Bush also helped make Texas the leading producer of wind powered electricity in the US. In 1995 Bush made wind power a key facet of Texas' renewable energy policy. Under a 1999 Texas state law, electric retailers are obliged to buy a certain amount of energy from renewable sources (RPS). This environmentally progressive legislation is a striking[dubious ] counterpoint to the energy policies of his presidency that favored the status quo.
Bush also pioneered faith-based welfare programs by extending government funding and support for religious organizations providing social services such as education, alcohol and drug abuse prevention, and reduction of domestic violence. As governor, he reached out to religious leaders such as Kirbyjon Caldwell (who would later offer the official benediction at Bush's presidential inauguration). He signed a memorandum on April 17, 2000 proclaiming June 10 to be Jesus Day in Texas, a day where he "urge[d] all Texans to answer the call to serve those in need." Although Bush was criticized for allegedly violating the Establishment Clause of the First Amendment ("Congress shall make no law respecting an establishment of religion"), his initiative was popular with most people across the state, especially religious and social conservatives. In the 1996 United States Presidential Election, Bush criticized Republican nominee Bob Dole for trying to bring Pro-choice advocates into the party.

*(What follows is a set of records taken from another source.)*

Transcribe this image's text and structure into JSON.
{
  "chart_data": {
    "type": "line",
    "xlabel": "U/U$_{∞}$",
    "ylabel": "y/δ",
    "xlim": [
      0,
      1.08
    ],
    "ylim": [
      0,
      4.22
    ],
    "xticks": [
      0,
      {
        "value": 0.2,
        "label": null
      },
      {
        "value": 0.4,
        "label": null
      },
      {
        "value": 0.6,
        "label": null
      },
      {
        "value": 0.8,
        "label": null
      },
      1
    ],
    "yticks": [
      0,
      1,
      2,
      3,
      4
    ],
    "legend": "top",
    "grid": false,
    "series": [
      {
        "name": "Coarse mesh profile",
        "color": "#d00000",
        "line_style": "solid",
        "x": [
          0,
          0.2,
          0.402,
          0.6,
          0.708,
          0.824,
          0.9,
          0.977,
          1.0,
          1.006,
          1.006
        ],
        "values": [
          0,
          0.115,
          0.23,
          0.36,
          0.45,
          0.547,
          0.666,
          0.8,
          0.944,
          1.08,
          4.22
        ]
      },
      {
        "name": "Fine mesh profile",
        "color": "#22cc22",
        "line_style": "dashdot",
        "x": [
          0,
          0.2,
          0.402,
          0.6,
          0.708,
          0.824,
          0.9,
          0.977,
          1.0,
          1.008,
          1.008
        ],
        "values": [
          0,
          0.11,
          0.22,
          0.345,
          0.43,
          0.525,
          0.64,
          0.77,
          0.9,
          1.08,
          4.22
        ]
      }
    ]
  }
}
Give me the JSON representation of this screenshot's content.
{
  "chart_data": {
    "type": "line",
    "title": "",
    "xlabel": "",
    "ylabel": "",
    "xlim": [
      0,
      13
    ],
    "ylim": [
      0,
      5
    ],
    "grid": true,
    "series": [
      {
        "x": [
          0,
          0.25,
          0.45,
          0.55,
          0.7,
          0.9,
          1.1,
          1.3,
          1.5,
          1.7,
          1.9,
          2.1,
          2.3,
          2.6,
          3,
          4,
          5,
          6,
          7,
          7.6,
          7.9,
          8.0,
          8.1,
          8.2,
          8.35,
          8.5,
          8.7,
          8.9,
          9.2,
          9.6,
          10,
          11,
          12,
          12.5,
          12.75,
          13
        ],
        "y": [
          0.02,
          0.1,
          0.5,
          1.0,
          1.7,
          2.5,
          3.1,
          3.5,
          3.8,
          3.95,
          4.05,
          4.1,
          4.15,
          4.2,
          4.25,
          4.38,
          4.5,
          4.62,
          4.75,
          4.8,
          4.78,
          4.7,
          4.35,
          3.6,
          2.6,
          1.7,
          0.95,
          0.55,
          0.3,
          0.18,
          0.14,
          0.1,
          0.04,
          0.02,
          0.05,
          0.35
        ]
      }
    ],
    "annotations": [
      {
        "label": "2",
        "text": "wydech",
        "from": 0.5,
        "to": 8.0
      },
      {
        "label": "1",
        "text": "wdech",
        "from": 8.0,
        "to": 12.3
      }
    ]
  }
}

This section needs expansion. You can help by adding to it. (December 2013)
Bush supported local control of schools, higher educational standards, and an updated academic curriculum. Charter schools mired in financial scandals. There were protests against one test determining a child's promotion.
This section needs expansion. You can help by adding to it. (December 2013)
Right after his re-election, Bush named insurance commissioner Elton Boomer, a Democrat from Anderson County in East Texas, as the new Texas Secretary of State. He also appointed Michael L. Williams to the Texas Railroad Commission in 1999 upon the resignation of Carole Keeton Strayhorn (who was then known as Carole Keeton Rylander at the time), who resigned following her election as Comptroller of Public Accounts in 1998.
Williams became the first African American to serve in an executive statewide office, and easily won a special election in 2000 for an unexpired term and was re-elected to six-year terms in 2002 and 2008.